Since she hit the women’s music scene in 1980, Ferron has been sharing her soulful, poetic songs with our community. Recently, she and Bitch collaborated on “Boulder,” a rich and textured album that helped introduce Ferron to a younger audience and helped to remind the rest of us why we’ve loved her for so long. Ferron speaks to us from her home in Three Rivers, Michigan.
Now that you’ve achieved artistic success, what are your other large goals?
I’m not seeking anything but a life now…I’m not looking to achieve greater fame or to be on the road. I want to incorporate something more sacred or holy in my life.
Does your retreat, the Fen factor into your desire for the sacred and holy?
I did a year’s worth of workshops there…I’m thinking of making it kind of a micro-cabin community, where the Fen would be the longhouse, essentially, and there would be livable cabins on the property and then you just use the big kitchen and the bathroom and everything and you have your own private space, either for people to live long-term, people who can’t afford whole houses, and want community, or else people who want to come and write for a month or more and keep the house empty.
Are you there now?
I’m in Michigan…I did a year’s worth of workshops there and that went pretty good and then the interest kid of died down, I’m not sure the economy or whatever it was. At that point Bitch needed a place to stay for a while, so we rented it to her and she’s been living there since last August.
You’re from Canada, but you’ve really made a home for yourself in the States. Do you consider yourself an American now?
Well no, I’m Canadian. I’m Canadian and I live in the United States because that’s where my work is. I have a green card and that’s how it goes. But I identify Canadian.…I’ve been invited to become an American but deep down I can’t.
I can’t become an American because I wasn’t brought up on the concept of number one. I mean Canadians would think of why just one? Let’s get a group. It’s a different mind-set and a different psychology.
So you identify as Canadian first. In terms of your artistic labels, do you define yourself as a lesbian musician?
I remember the day that we decided [how to define ourselves]. My manager and I, we knew that if I did the lesbian thing it would be a big stigma thing, and it’s kind of like we looked at each other and what she said is, “Well y’know, if you can’t tell the truth when you have nothing to lose, what’s going to happen when you have everything to lose?”

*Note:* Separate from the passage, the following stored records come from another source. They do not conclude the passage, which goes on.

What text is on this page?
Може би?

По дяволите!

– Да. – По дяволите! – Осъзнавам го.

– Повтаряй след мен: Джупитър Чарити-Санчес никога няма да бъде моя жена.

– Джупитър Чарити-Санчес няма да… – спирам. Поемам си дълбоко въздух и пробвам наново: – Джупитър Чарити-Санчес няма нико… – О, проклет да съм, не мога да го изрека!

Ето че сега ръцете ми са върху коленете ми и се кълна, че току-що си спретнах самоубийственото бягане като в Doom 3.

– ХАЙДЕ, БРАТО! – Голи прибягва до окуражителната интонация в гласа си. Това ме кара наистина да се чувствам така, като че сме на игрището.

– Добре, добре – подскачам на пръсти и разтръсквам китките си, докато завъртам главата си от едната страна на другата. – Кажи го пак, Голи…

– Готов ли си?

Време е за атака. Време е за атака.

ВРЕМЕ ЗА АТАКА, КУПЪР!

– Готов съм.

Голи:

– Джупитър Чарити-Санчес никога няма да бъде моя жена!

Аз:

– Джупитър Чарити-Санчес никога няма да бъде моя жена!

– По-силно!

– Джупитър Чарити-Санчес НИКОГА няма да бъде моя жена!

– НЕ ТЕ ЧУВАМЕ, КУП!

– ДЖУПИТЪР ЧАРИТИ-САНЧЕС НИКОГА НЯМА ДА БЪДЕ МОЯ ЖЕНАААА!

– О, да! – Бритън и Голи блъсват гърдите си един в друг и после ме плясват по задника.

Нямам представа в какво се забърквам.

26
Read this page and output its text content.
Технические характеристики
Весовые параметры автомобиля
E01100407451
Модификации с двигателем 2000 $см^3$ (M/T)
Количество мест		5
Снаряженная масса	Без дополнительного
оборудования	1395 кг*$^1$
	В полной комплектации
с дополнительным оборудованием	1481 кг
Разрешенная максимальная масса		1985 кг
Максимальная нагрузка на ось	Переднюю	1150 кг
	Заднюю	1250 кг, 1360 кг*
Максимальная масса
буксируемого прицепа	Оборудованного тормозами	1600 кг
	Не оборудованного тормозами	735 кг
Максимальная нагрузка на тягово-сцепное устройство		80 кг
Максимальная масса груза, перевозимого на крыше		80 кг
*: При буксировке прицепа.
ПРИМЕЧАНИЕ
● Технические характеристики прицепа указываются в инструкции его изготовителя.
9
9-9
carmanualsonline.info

So we started there. And part of it was—my dream was a place where men and women, straight and gay, to be together. And I actually accomplished that with my band, who were three lesbian women and three straight men. And we just love each other.
You launched your musical career during the women’s movement of the 60’s. How did that movement influence your artistic development?
I don’t think I would have happened without the timeliness of the women’s movement. It’s where I come from. I joined it, I met it. I flourished in it. I don’t know that I would have flourished without it. I still would have been a lesbian, which is not so much a sexual identification; it’s a personal identification, but what it is, it’s a sensibility about politics, or life. It has to do with love, actually, instead of power.
I’m talking about the thinking part of it that wants to make the world a better place, I mean ultimately a better place for ourselves, but it ends up making it better for everybody. This is how the world changes, by where our thoughts go.